On Friday, eight migrants lost their last effort to stop their expulsion in South Sudan by the Trump administration, paving the way to their imminent transfer after a Massachusetts judge refused their request.

Lawyers of the Ministry of Justice said that men were to be transported by plane to South Sudan Friday at 7 p.m. after two courts examined the request in an emergency on July 4, when the courts were otherwise closed for independence holidays.

Migrant lawyers had made new complaints to Washington Thursday after the Supreme Court said that a Massachusetts judge could no longer force the US Department of Internal Security to hold them.

District Randolph District Judge in Washington briefly took an expulsion break on Friday afternoon, but referred the case to the American district judge Brian Murphy in Boston.

Murphy said that the ordinance of the Supreme Court had forced him to refuse their offer, affirming that their allegations according to which the expulsion was used as a form of punishment was “significantly similar” to those he had previously governed.

The order was the last round of the fight against the legality of the Trump administration campaign to dissuade immigration by high -level deportations to countries where migrants say they face security problems, and which have already gone from the courts lower than the Supreme Court twice.

The eight men awaiting deportation come from countries like Vietnam, South Korea, Mexico, Laos, Cuba and Myanmar. Only one comes from South Sudan. All were found guilty of serious crimes, which the Trump administration has underlined in the justification of their banishment. Many had finished or were about to finish service sentences, and had “dismissal orders” ordering them to leave the United States.

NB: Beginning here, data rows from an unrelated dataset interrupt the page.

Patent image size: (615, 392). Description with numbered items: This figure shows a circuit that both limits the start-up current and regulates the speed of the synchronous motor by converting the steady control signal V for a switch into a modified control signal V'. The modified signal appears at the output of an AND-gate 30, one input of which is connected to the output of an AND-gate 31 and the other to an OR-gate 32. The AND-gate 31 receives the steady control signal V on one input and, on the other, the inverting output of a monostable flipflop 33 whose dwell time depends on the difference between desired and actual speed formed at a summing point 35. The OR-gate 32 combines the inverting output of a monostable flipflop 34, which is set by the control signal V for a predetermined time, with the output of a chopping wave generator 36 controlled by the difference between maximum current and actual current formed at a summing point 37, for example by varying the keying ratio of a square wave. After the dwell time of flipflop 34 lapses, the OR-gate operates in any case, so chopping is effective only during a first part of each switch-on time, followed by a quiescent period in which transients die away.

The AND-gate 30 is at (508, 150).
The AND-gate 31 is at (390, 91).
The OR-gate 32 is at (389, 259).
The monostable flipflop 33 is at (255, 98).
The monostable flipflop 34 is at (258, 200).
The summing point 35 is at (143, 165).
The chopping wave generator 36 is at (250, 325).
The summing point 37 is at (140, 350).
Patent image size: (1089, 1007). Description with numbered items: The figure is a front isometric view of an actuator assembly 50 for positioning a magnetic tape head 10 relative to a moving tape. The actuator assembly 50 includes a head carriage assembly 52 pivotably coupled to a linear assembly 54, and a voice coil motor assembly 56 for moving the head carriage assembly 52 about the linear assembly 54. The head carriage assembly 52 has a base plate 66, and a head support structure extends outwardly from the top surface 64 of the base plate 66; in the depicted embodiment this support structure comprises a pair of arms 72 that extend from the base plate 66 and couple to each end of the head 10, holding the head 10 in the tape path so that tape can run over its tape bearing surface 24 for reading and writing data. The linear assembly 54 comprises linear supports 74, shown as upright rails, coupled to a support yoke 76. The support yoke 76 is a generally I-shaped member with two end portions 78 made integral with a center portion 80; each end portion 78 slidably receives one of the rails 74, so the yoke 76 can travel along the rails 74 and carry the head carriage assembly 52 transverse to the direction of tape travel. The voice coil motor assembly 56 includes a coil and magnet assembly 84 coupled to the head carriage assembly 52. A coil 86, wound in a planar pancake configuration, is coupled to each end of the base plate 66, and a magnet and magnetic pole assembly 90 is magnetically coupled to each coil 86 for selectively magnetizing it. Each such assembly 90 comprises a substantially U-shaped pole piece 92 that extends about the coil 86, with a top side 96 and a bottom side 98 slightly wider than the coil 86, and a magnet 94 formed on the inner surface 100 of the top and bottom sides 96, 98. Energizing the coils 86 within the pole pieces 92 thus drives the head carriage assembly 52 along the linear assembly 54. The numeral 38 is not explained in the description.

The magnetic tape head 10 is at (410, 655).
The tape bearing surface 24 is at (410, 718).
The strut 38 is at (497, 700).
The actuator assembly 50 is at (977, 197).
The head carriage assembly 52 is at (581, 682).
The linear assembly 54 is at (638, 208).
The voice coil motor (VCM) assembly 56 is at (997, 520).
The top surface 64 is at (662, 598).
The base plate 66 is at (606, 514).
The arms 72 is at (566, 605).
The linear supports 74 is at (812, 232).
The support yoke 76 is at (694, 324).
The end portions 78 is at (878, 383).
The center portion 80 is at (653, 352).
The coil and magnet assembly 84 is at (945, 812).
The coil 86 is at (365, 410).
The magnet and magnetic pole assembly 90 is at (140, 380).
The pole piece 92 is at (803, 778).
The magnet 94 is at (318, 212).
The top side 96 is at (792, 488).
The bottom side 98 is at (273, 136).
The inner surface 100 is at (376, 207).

A men’s lawyer said they could “face perilous conditions” when they arrived in the country. South Sudan is entangled in civil war, and the US government advises that no one should travel there before taking its own funeral arrangements.

The administration has been trying to expel immigrants for weeks. The government stole them towards the American naval base in Djibouti but could not move them more because Murphy had judged that no immigrant could be sent to a new country without having a court in the court.

Jennie Pasquarella, a lawyer from the project of Clémence de Seattle who represents migrants, called the disappointing decision.

“The two decisions of the two courts refused them their possibility of making these statements heard and protecting their own lives,” she said. “This is what is so tragic in the place where we came out.”